Les politiciens qui estiment avoir été les premiers à porter une idée l’affirment souvent : « Les Français préfèreront toujours l’original à la copie ». Mais serait-ce seulement pour se rassurer ? Est-il avéré que l’on privilégie systématiquement les pionniers ? Comme nous l’avons vu la dernière fois, le fait que Chung Ling Soo se soit largement inspiré de son rival Ching Ling Foo ne l’a pas empêché de connaître le succès. En magie comme en politique, quelle place accorde-t-on au plagiat ? Mettre en avant la circulation « naturelle » des idées permet-il d’échapper au débat ?

♠ ♥ ♣ ♦

C’est dans un discours prononcé le 1er avril 1990 que nous avons retrouvé la première trace de l’utilisation par Jean-Marie Le Pen de la phrase « les gens préfèrent l’original à la copie » ; le leader du Front national y critiquait alors les propos de Valéry Giscard d’Estaing. Il reprendra la formule suite au mémorable discours de Jacques Chirac du 19 juin 1991, dans lequel le président du RPR fustigeait « le bruit et l’odeur » censés rendre fou le travailleur français vivant en HLM. Jean-Marie Le Pen la prononcera encore une fois avant l’élection présidentielle de 2007, cette fois-ci pour discréditer Nicolas Sarkozy.

Mais a-t-il jamais cru à la réalité exprimée par l’aphorisme, ou bien ne cherchait-il qu’à s’en convaincre lui-même ? En martelant l’énoncé, se livrait-il à un acte performatif visant à influer subtilement sur les choix des Français ? L’effet de la répétition est difficile à déceler, car les avis divergent sur les préférences réelles du citoyen lambda.
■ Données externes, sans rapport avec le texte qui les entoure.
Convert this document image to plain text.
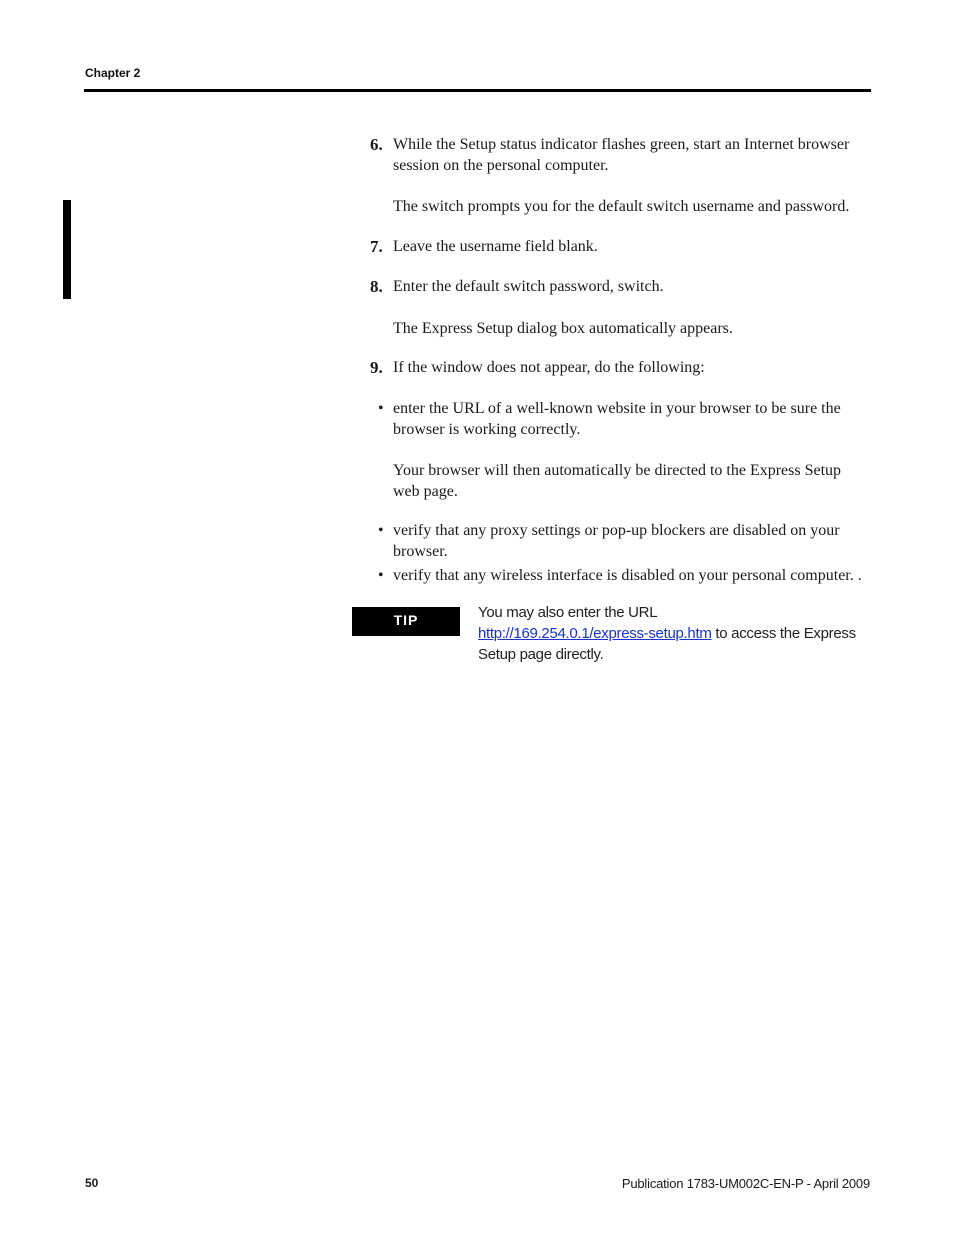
Chapter 2
6. While the Setup status indicator flashes green, start an Internet browser session on the personal computer.
The switch prompts you for the default switch username and password.
7. Leave the username field blank.
8. Enter the default switch password, switch.
The Express Setup dialog box automatically appears.
9. If the window does not appear, do the following:
• enter the URL of a well-known website in your browser to be sure the browser is working correctly.
Your browser will then automatically be directed to the Express Setup web page.
• verify that any proxy settings or pop-up blockers are disabled on your browser.
• verify that any wireless interface is disabled on your personal computer. .
TIP	You may also enter the URL
http://169.254.0.1/express-setup.htm to access the Express Setup page directly.
50	Publication 1783-UM002C-EN-P - April 2009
Le film Le Prestige nous entraîne dans des réflexions vertigineuses sur la copie et la notion de double… En étant lui-même tiré d’un livre

Pour certains observateurs, banaliser les idées de l’extrême droite réduit le stigma associé au vote pour ses représentants, et permet donc aux électeurs de sauter le pas plus facilement. Pour d’autres experts, au contraire, reprendre à leur compte les positions les plus radicales permet aux responsables politiques de droite modérée de ramener dans leur giron les électeurs tentés par le vote extrême (dans une démarche assez méta d’auto-plagiat, l’auteur du dernier article cité recycle son analyse cinq ans plus tard – et réitère au passage l’erreur consistant à dater le premier emploi de l’expression au discours de Chirac sur « le bruit et l’odeur »).
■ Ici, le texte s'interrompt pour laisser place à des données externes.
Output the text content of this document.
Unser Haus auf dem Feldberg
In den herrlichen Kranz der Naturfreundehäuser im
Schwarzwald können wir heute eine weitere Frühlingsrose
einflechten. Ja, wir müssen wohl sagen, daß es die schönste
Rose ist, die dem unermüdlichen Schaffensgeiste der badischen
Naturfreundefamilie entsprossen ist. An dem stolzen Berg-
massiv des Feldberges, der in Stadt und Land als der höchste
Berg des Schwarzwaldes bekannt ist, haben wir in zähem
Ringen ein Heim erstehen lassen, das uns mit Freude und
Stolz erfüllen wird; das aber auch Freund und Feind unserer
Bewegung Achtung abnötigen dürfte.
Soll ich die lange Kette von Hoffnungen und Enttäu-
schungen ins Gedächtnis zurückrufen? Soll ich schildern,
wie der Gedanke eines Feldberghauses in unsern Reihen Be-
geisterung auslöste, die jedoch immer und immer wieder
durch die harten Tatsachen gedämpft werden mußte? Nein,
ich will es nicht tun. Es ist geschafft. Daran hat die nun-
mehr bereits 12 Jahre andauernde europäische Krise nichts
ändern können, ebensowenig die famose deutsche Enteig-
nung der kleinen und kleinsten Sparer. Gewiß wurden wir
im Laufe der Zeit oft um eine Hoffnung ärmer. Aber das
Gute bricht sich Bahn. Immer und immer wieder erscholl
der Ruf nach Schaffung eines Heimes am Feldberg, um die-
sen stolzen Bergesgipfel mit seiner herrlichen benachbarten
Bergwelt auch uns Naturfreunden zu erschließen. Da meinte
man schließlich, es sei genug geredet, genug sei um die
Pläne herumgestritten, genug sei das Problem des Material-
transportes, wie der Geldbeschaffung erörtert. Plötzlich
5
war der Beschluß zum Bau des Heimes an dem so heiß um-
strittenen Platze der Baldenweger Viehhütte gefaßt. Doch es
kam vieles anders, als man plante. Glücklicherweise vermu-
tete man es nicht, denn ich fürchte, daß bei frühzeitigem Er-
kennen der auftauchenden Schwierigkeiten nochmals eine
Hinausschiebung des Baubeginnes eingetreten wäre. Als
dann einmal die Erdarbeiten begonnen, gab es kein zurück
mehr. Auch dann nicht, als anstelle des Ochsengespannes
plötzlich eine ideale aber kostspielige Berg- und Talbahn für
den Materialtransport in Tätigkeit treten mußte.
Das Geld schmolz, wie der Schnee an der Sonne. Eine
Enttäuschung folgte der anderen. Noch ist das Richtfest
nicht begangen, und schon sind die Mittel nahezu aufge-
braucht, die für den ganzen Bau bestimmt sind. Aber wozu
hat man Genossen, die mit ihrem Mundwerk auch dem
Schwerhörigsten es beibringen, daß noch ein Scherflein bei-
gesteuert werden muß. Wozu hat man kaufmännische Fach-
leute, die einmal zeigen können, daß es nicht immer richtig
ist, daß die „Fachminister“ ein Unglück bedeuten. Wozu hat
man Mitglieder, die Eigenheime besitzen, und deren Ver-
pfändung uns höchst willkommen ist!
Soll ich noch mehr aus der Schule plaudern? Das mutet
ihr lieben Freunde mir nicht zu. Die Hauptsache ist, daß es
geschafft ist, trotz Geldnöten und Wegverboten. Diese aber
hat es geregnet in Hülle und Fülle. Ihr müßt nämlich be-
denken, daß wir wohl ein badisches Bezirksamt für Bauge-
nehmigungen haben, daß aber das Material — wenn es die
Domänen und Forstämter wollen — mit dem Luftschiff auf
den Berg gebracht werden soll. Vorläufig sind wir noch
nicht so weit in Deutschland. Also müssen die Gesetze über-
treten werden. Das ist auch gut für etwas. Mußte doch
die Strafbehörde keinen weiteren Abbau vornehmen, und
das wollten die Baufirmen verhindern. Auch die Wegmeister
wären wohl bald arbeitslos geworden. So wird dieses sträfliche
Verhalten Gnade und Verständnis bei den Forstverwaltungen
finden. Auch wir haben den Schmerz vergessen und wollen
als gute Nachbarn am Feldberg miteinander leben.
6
Si bien qu’il est très délicat de trancher sur la question. Il y a tant d’éléments qui entrent en compte dans le choix d’un candidat qu’il est difficile de démêler ce qui, dans le suffrage d’un électeur, pourrait relever de sa tendance à favoriser le premier promoteur d’une idée. Nous pouvons a priori envisager qu’il existe une « prime à la sincérité perçue », en vertu de laquelle celui des candidats qui aura soutenu une proposition plus longtemps sera vu comme plus crédible dans sa volonté de la voir advenir… Mais quand bien même cette affirmation serait vérifiée, les candidats défendent trop d’idées à la fois pour mesurer précisément le poids de chacune d’elles dans la décision d’un électeur.

Non seulement c’est une reprise, mais c’est une mauvaise idée

Ce qui est sûr, c’est que le plagiat, dans le monde politique, est une pratique courante. Et nous ne parlons pas des simples emprunts ayant permis à quelques politiciens filous de valider leur thèse de doctorat – un fléau qui a déjà conduit à des démissions de représentants politiques à l’étranger, mais jamais en France, ou même les CV gonflés ou bidonnés provoquent des scandales limités.
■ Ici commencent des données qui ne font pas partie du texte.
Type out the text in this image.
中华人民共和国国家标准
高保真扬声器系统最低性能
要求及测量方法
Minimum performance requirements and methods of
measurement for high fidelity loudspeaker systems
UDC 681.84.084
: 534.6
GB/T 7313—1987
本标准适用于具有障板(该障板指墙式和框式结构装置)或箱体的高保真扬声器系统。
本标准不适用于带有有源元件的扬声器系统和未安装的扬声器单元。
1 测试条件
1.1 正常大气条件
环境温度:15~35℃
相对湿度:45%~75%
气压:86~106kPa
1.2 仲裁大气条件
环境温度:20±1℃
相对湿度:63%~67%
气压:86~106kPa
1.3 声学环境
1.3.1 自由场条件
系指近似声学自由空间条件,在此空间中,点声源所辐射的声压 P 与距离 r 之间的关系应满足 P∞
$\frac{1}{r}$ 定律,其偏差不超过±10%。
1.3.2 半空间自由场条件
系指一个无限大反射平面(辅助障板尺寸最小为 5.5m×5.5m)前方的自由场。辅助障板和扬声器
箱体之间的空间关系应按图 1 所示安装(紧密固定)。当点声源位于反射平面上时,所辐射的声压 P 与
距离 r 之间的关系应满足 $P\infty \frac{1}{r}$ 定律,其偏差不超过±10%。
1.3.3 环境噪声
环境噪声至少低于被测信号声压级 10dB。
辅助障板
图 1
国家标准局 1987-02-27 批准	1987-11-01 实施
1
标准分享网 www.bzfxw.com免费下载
Quand Jean-Marie Le Pen récupère des pans d’un ancien discours, sa fille Marine emprunte ses phrases à François Fillon. Quand Éric Zemmour n’est pas montré du doigt pour avoir pompé le logo de Jean Lassalle (une « querelle de juristes », sûrement, pour reprendre la réponse dédaigneuse du candidat aux accusations de violation de droits d’auteur dans la vidéo de lancement de sa candidature), c’est son dernier livre dont l’on juge le propos calqué sur un ouvrage de Jean-Marie Le Pen paru en 1985. Nul procès ne saurait pourtant être intenté dans ce dernier cas : le droit d’auteur protège les mots et les images, mais pas les idées.

Dans la cour de récréation, Marine Le Pen et Éric Zemmour se chamaillent d’ailleurs pour savoir qui copie sur qui. Si leur proximité a sans doute facilité le passage de Jean Messiha du parti de l’une à l’équipe de campagne de l’autre, le chroniqueur a lui-même été épinglé pour de nombreux copiés-collés dans ses écrits ! Inquiet du projet d’« union des droites » du polémiste devenu candidat, les Républicains veillent au grain, qui s’autorisent à aller piocher dans les mesures les plus radicales préconisées par leurs concurrents.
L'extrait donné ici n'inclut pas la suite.